Oh, and I must put a plug in for one of the greatest Dutch novels about WWII: The Darkroom of Damocles, by W.F. Hermans. The book has only recently been translated into English, and none too soon in my opinion!

I can't seem to get html to work on your blog, but here are a couple of links with (non-spoilerish) reviews:

I hope you can get your hands on a (library) copy, it's worth it!


Here's another one for WW ll - The Chestnut Tree by Charlotte Bingham. Great list!


Iliana--I know what you mean--I think some of these stories touch on the war peripherally and others are entirely about it. Some of the stories can be hard going but they appeal to me in some way.
Kailana--I hope you find it useful!
Dark Orpheus--Thanks for all the great suggestions. I think I tend to read about the wars from the western european perspective. It's interesting to read about the other theaters/fronts (is that what they call it?) of the war. I'd love to read the Ballard book--I remember seeing the movie and it really affected be deeply.
Litlove--I think I will have to print it out as well actually, as there are so many more suggestions than I came up with.
Karen--So glad you enjoyed it. I found the books very addicting.
Cath--Thanks--several of those are completely new to me. I'd really like to read Saplings. I've been trying hard to not order anything new from Persephone books, but my list keeps getting longer and my resolve weaker.
Dorothy--There should be lots to choose from when you feel like reading something from this period. Of course just making the list makes me want to pull some of them out and start them now.
Jessica--I have a feeling there is lots on WWII, but somehow the WWI list just ended up longer. I've read very little Civil War era fiction or NF. Another area I am weak in. Maybe I'll have to make a list for this sometime as well, though I'm not sure how many titles I could come up with.
Lethe--I will definitely look for it. I am always interested in fiction (or NF really) in translation. Thanks so much for the links (I wish I could help with the HTML, but I'm pretty hopeless about some of that stuff)--they work just fine! :)
Nan--I think I have a couple of Charlotte Bingham's books (perhaps even that title). Another author that sounded good, I bought and haven't yet read. Must pull her out and see what I have on hand.

Les in NE

You might want to add Losing Julia by Jonathan Hull to your WWI list. Oh, and Mary Doria Russell's A Thread of Grace is a wonderful book about WWII.

Great lists!


Les--Thanks--I actually have both of those and they didn't come to mind (probably because I still haven't read them yet). Thanks--I will add them to the list! :)

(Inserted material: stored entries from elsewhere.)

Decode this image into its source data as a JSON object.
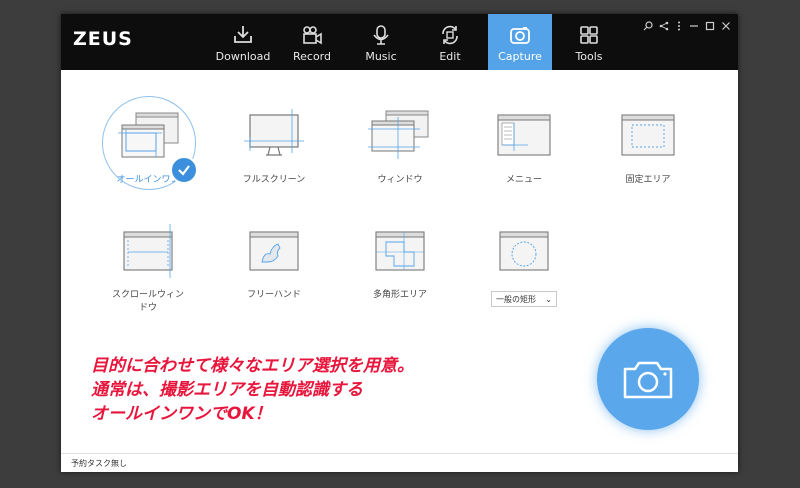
{
  "app": {
    "logo": "ZEUS"
  },
  "nav": {
    "tabs": [
      {
        "label": "Download",
        "icon": "download-icon"
      },
      {
        "label": "Record",
        "icon": "video-camera-icon"
      },
      {
        "label": "Music",
        "icon": "microphone-icon"
      },
      {
        "label": "Edit",
        "icon": "edit-refresh-icon"
      },
      {
        "label": "Capture",
        "icon": "camera-icon",
        "active": true
      },
      {
        "label": "Tools",
        "icon": "tools-grid-icon"
      }
    ]
  },
  "window_controls": [
    "search-icon",
    "share-icon",
    "more-icon",
    "minimize-icon",
    "maximize-icon",
    "close-icon"
  ],
  "capture_modes": [
    {
      "label": "オールインワン",
      "active": true
    },
    {
      "label": "フルスクリーン"
    },
    {
      "label": "ウィンドウ"
    },
    {
      "label": "メニュー"
    },
    {
      "label": "固定エリア"
    },
    {
      "label": "スクロールウィン\nドウ"
    },
    {
      "label": "フリーハンド"
    },
    {
      "label": "多角形エリア"
    }
  ],
  "shape_select": {
    "value": "一般の矩形"
  },
  "promo": {
    "line1": "目的に合わせて様々なエリア選択を用意。",
    "line2": "通常は、撮影エリアを自動認識する",
    "line3": "オールインワンでOK！"
  },
  "status": {
    "text": "予約タスク無し"
  },
  "colors": {
    "accent": "#54a3e8",
    "promo": "#e8163c",
    "titlebar": "#0d0d0d"
  }
}
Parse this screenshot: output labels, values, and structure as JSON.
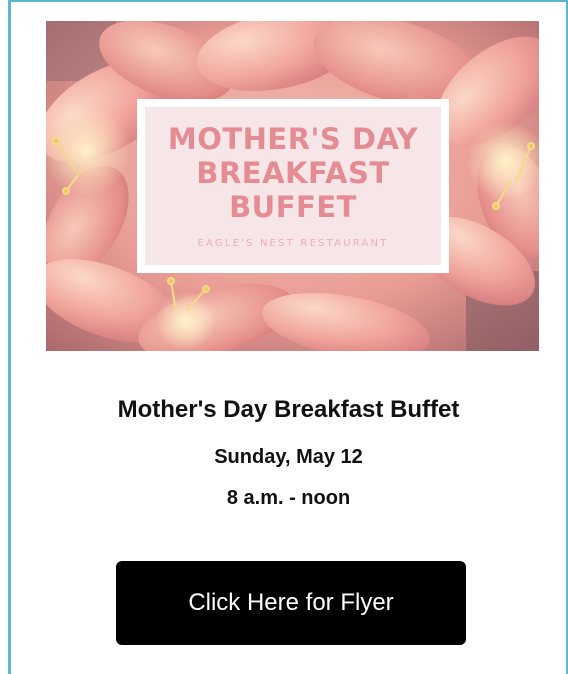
{
  "hero": {
    "title": "MOTHER'S DAY\nBREAKFAST\nBUFFET",
    "subtitle": "EAGLE'S NEST RESTAURANT"
  },
  "event": {
    "title": "Mother's Day Breakfast Buffet",
    "date": "Sunday, May 12",
    "time": "8 a.m. - noon"
  },
  "cta": {
    "label": "Click Here for Flyer"
  },
  "colors": {
    "border": "#5bb8cf",
    "hero_text": "#e48b93",
    "button_bg": "#000000",
    "button_text": "#ffffff"
  }
}
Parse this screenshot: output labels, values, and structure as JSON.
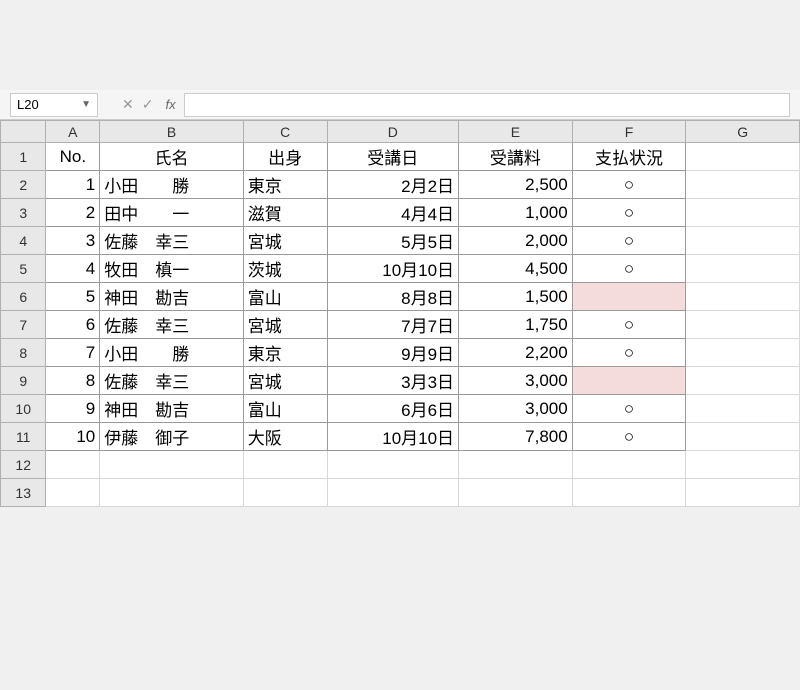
{
  "nameBox": "L20",
  "fxLabel": "fx",
  "columns": [
    "A",
    "B",
    "C",
    "D",
    "E",
    "F",
    "G"
  ],
  "headers": {
    "no": "No.",
    "name": "氏名",
    "origin": "出身",
    "date": "受講日",
    "fee": "受講料",
    "status": "支払状況"
  },
  "rows": [
    {
      "no": "1",
      "name": "小田　　勝",
      "origin": "東京",
      "date": "2月2日",
      "fee": "2,500",
      "status": "○",
      "hl": false
    },
    {
      "no": "2",
      "name": "田中　　一",
      "origin": "滋賀",
      "date": "4月4日",
      "fee": "1,000",
      "status": "○",
      "hl": false
    },
    {
      "no": "3",
      "name": "佐藤　幸三",
      "origin": "宮城",
      "date": "5月5日",
      "fee": "2,000",
      "status": "○",
      "hl": false
    },
    {
      "no": "4",
      "name": "牧田　槙一",
      "origin": "茨城",
      "date": "10月10日",
      "fee": "4,500",
      "status": "○",
      "hl": false
    },
    {
      "no": "5",
      "name": "神田　勘吉",
      "origin": "富山",
      "date": "8月8日",
      "fee": "1,500",
      "status": "",
      "hl": true
    },
    {
      "no": "6",
      "name": "佐藤　幸三",
      "origin": "宮城",
      "date": "7月7日",
      "fee": "1,750",
      "status": "○",
      "hl": false
    },
    {
      "no": "7",
      "name": "小田　　勝",
      "origin": "東京",
      "date": "9月9日",
      "fee": "2,200",
      "status": "○",
      "hl": false
    },
    {
      "no": "8",
      "name": "佐藤　幸三",
      "origin": "宮城",
      "date": "3月3日",
      "fee": "3,000",
      "status": "",
      "hl": true
    },
    {
      "no": "9",
      "name": "神田　勘吉",
      "origin": "富山",
      "date": "6月6日",
      "fee": "3,000",
      "status": "○",
      "hl": false
    },
    {
      "no": "10",
      "name": "伊藤　御子",
      "origin": "大阪",
      "date": "10月10日",
      "fee": "7,800",
      "status": "○",
      "hl": false
    }
  ],
  "emptyRows": [
    12,
    13
  ]
}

Don't forget the Cazalet Chronicles by Elizabet Jane Howard!!! The Light Years, Marking Time, Confusion, Casting Off. Elizabeth Bowen's The Heat of the Day. Derek Robinson's Piece of Cake.


Almost forgot Graham Green The Ministry of Fear.


Cintronyella--How could I have forgotten the Cazelet Chronicles??! I read the first three, but I don't think I got to the last one. I really need to reread them. Excellent books--you're right. I also read the Bowen, but I don't remember details, but she wrote a lot of WWII short stories, so I should have thought of her! Thanks for ther suggestions--I need to update my lists again. The other books are new to me, so must check them out now.


Another WWI novel worth tracking down is Bury Him Among Kings by Elleston Trevor. Very much like All Quiet on the Western Front, except from the British side.


Amanda--I really need to read the Remarque book. Thanks for the suggestion--I've not heard of Elleston Trevor--it sounds interesting and I'll be looking for it as well!